Nel 2021 nasce a Lula l’Associazione “Il Cammino di Bonaria”, presieduta dallo stesso Menne. La realizzazione del percorso — dalla tracciatura alla segnaletica, dalla guida ufficiale alle “pietre di sosta” — è stata caratterizzata da una forte impronta volontaria e gratuita, coerente con una visione che rifiuta la mercificazione dell’esperienza spirituale e culturale.
Nel tempo, il Cammino ha assunto anche una valenza sociale, aprendo alla possibilità di essere utilizzato come strumento educativo e rieducativo, in dialogo con istituzioni e realtà impegnate nel reinserimento sociale di persone fragili.

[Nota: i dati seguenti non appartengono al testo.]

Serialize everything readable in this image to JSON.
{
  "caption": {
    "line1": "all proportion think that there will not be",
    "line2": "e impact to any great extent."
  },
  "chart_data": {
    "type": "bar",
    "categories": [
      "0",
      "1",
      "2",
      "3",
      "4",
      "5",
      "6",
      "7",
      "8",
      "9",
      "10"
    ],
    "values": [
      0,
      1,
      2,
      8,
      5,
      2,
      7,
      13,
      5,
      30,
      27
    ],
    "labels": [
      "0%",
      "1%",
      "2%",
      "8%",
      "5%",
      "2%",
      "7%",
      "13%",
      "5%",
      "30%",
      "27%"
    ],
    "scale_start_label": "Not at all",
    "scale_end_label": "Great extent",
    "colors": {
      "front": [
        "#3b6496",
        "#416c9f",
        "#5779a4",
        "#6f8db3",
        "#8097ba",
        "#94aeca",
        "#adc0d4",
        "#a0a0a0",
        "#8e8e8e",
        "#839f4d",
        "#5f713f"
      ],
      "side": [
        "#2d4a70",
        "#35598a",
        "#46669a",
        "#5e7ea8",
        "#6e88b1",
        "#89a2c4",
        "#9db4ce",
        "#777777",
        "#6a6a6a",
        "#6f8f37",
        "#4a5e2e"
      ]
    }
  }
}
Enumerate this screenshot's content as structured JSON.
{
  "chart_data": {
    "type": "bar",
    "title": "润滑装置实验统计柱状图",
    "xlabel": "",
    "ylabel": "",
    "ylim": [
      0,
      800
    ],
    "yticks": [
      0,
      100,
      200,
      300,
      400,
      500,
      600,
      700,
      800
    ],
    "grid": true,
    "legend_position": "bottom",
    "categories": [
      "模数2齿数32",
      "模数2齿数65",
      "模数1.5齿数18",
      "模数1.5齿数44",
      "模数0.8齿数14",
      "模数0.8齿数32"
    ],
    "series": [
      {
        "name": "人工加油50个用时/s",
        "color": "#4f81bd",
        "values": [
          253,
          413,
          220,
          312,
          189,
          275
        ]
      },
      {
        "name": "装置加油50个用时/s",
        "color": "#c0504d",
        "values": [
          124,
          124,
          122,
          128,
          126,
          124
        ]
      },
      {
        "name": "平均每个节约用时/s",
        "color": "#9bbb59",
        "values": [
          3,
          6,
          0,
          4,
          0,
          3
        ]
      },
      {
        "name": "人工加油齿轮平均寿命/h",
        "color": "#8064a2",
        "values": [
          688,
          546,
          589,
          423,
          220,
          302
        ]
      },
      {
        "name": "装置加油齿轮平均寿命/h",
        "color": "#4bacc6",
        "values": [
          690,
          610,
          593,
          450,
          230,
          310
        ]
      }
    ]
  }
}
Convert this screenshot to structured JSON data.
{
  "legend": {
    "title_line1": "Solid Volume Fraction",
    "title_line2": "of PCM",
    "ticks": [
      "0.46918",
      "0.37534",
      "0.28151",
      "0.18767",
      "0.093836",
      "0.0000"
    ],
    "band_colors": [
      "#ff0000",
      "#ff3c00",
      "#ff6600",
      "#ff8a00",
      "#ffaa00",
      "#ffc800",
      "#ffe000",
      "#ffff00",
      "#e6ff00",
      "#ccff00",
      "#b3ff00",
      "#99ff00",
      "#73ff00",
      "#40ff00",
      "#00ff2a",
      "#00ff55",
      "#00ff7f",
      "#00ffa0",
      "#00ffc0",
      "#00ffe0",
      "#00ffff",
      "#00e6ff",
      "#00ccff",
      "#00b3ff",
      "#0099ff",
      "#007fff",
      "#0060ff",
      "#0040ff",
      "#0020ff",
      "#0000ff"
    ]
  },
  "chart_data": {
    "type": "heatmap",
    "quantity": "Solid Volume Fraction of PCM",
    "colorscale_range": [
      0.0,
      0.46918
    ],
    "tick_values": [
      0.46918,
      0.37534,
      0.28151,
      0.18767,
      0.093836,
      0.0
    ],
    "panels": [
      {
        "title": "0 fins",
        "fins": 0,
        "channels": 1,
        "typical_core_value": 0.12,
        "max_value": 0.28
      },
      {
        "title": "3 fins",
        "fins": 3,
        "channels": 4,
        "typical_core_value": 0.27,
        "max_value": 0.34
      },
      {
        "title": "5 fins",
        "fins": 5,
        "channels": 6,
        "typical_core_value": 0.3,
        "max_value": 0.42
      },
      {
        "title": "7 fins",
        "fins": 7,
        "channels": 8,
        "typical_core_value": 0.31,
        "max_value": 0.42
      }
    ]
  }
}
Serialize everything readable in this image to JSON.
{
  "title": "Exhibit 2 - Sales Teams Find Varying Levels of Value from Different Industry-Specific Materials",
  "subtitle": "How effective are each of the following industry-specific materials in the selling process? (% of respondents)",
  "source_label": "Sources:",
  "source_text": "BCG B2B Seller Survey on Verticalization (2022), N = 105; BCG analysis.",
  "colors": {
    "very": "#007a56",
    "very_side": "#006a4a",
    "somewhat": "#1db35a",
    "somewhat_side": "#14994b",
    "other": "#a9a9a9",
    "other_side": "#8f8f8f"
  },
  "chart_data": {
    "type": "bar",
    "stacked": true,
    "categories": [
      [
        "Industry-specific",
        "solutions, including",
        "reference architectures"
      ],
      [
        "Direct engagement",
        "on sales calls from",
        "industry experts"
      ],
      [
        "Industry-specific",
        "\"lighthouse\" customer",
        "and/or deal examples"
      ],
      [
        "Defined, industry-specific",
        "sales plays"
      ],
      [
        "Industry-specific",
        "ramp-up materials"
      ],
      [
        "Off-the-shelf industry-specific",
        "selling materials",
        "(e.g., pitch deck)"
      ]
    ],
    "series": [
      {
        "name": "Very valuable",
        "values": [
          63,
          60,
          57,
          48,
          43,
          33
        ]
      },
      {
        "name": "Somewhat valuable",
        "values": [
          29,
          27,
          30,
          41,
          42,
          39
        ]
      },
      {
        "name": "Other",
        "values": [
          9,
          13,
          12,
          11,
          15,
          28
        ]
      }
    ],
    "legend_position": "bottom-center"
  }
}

È proprio in questa dimensione che si colloca il rapporto di collaborazione e vicinanza di Antonello Menne con la comunità di San Patrignano, una delle realtà più significative in Italia nel campo del recupero dalle dipendenze e del reinserimento sociale.
Nel corso degli anni, Menne ha affiancato la comunità mettendo a disposizione le proprie competenze giuridiche e il proprio bagaglio umano, contribuendo a rafforzare un modello fondato sulla responsabilità, sul lavoro e sulla centralità della persona. Il suo apporto non si è limitato a un supporto tecnico, ma ha assunto una dimensione più ampia, culturale e valoriale, in cui il diritto diventa strumento di tutela, accompagnamento e restituzione di dignità.

L’esperienza di San Patrignano si inserisce con naturalezza nel percorso di Menne, rafforzando una convinzione che attraversa tutte le sue iniziative: nessun progetto culturale ha senso se non si misura con le fragilità umane e con la possibilità concreta di offrire nuove opportunità di vita. È la stessa logica che anima il Cammino di Bonaria e il lavoro nel Distretto Culturale del Nuorese: creare contesti in cui le persone possano ritrovarsi, ricostruire legami, immaginare un futuro.
L’azione di Antonello Menne si distingue per una filantropia discreta ma strutturata, lontana da logiche assistenzialistiche o di visibilità personale. Cultura, cammino, diritto e comunità sono per lui strumenti di un unico disegno: costruire spazi di senso, in cui i territori non siano marginali e le persone non siano lasciate indietro.
Dal Nuorese a San Patrignano, dai cammini sardi alle aule universitarie, il suo impegno testimonia come sia possibile tenere insieme competenza e umanità, visione e concretezza. In un tempo segnato da frammentazione e solitudine, il percorso di Menne indica una direzione chiara: ricostruire comunità attraverso la cultura, la responsabilità e la condivisione.